Les producteurs vendent leurs semences de maïs sur le marché local à dix soles (environ 2,10 €) le kilo, soit trois fois le prix du maïs en grain conventionnel. La certification bio a donc permis aux producteurs formés de bénéficier d’une certaine valeur ajoutée sur leurs produits et donc de gagner plus de revenus par rapport aux coûts de production assez importants. Ceci est crucial dans un contexte politique où l’agriculture familiale du Pérou est vulnérable face aux accords de libre-échange avec notamment l’Union européenne et le Canada et doit parer aux prix très compétitifs des produits importés.
Malgré les risques économiques, cultiver les variétés de céréales ancestrales, moins productives mais plus nutritives, est essentiel pour la sauvegarde de la biodiversité de la région. Au sein de la coopérative COOPAIN, dans les montagnes de Cabana, plusieurs personnes se sont unies dans un effort de conservation de semences de quinoas rouge, noir et jaune. “Ils font ça de leur propre volonté, sans le soutien technique ou économique de personne, pour ne pas que ces semences se perdent” précise Soraida Condori. Le but ici n’est ni de consommer ni de vendre mais bien d’empêcher les diverses variétés locales de disparaître.

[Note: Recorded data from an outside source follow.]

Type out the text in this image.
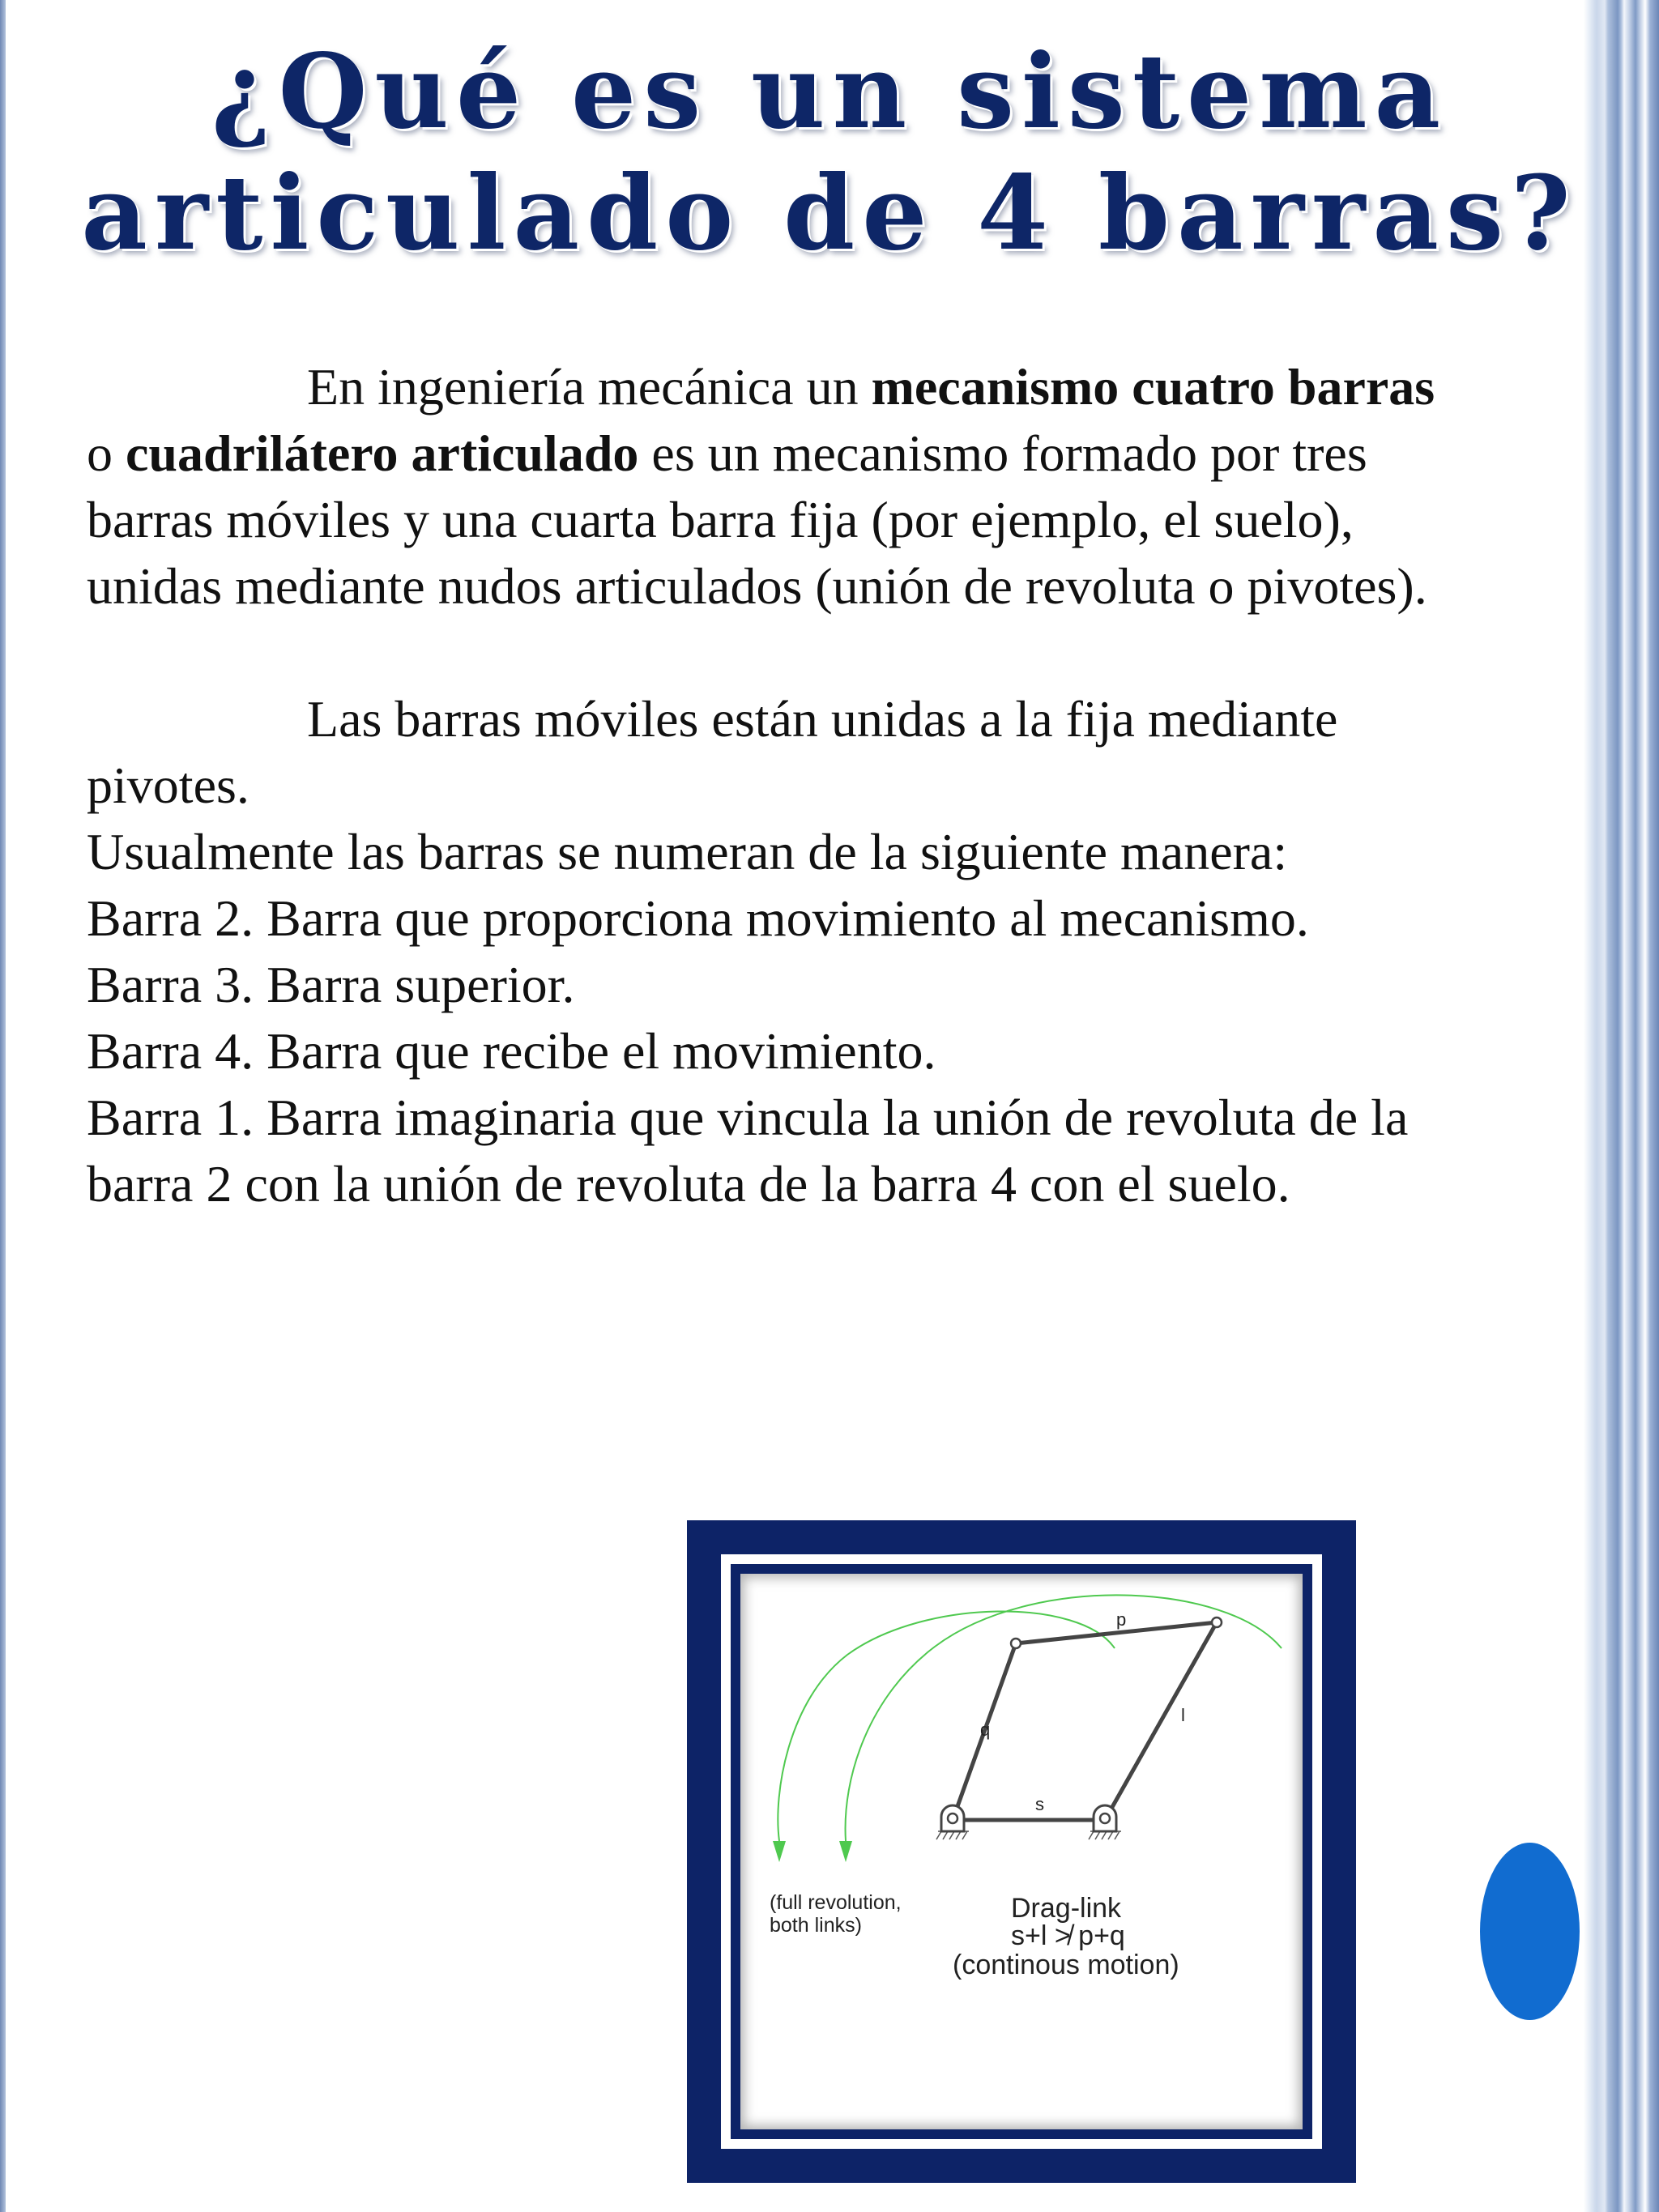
¿Qué es un sistema
articulado de 4 barras?

En ingeniería mecánica un mecanismo cuatro barras o cuadrilátero articulado es un mecanismo formado por tres barras móviles y una cuarta barra fija (por ejemplo, el suelo), unidas mediante nudos articulados (unión de revoluta o pivotes).

Las barras móviles están unidas a la fija mediante pivotes.

Usualmente las barras se numeran de la siguiente manera:

Barra 2. Barra que proporciona movimiento al mecanismo.

Barra 3. Barra superior.

Barra 4. Barra que recibe el movimiento.

Barra 1. Barra imaginaria que vincula la unión de revoluta de la barra 2 con la unión de revoluta de la barra 4 con el suelo.

p
q
s
l
(full revolution,
both links)
Drag-link
s+l ≯ p+q
(continous motion)
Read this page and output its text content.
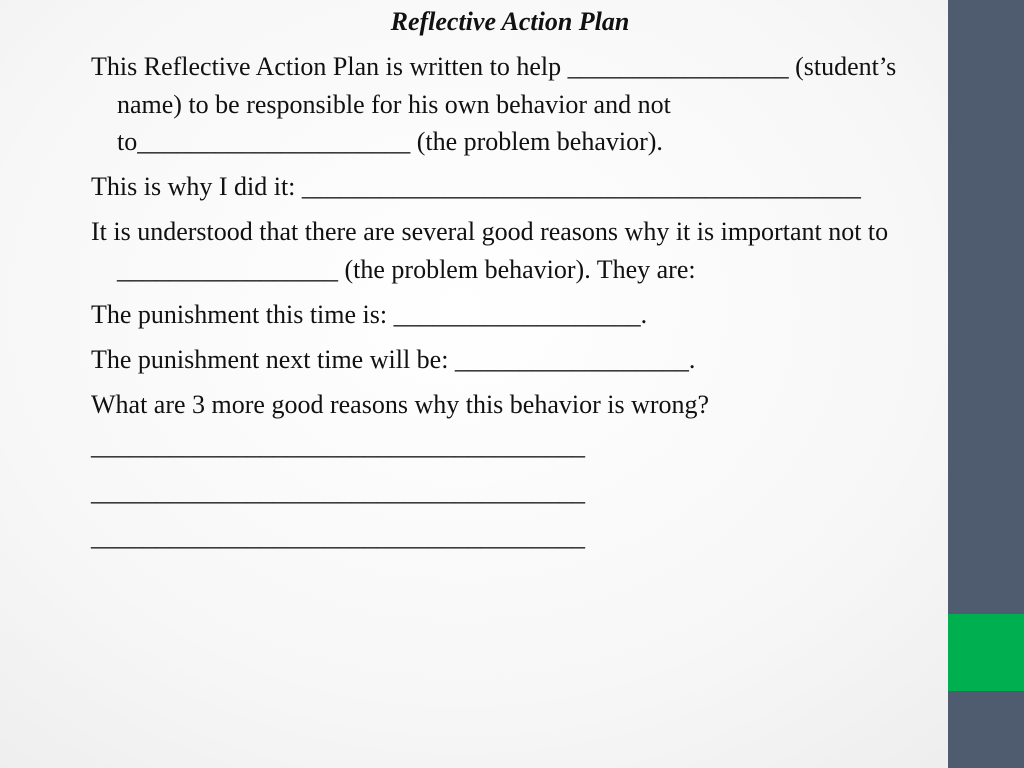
Reflective Action Plan

This Reflective Action Plan is written to help _________________ (student’s name) to be responsible for his own behavior and not to_____________________ (the problem behavior).

This is why I did it: ___________________________________________

It is understood that there are several good reasons why it is important not to _________________ (the problem behavior). They are:

The punishment this time is: ___________________.

The punishment next time will be: __________________.

What are 3 more good reasons why this behavior is wrong?

______________________________________
______________________________________
______________________________________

« Cultiver ces variétés a permis à nos ancêtres de conserver leur culture : les techniques de production, par exemple, prennent en compte les “siestes traditionnelles”. Cela leur a permis de s’adapter au climat et de continuer à exprimer leur culture via les danses, les célébrations religieuses. » Soraida Condori
Moins versatiles en cuisine et moins faciles à cultiver que le quinoa blanc très répandu dans le monde et en particulier au Pérou, ces variétés de quinoa sont bien plus intéressantes d’un point de vue environnemental. Elles sont peu exigeantes en eau, peuvent pousser à plus de 4000 mètres d’altitude et leurs nutriments permettent d’enrichir les terres appauvries et polluées par l’agriculture conventionnelle. A leurs côtés, les conservationnistes font pousser des tubercules comme la “mashua”, la “oca”, la “papa” (pomme de terre) et d’autres plantes elles aussi nécessaires au maintien de la biodiversité du pays.
L’enjeu écologique de ces projets de conservation est énorme, mais les volontaires reçoivent très peu de soutien. “Il est pourtant nécessaire que ces semenciers soient formés et certifiés car les semences que produit la INIA ne sont pas suffisantes ni d’excellente qualité” affirme Soraida Condori. La CAAP aimerait que l’État puisse un jour assumer ce rôle de sauvegarde des semences, fournir des terres plus adaptées à la culture des céréales anciennes, générer une banque de semences, augmenter le nombre de membres de l’équipe… Bref, beaucoup de travail en perspective.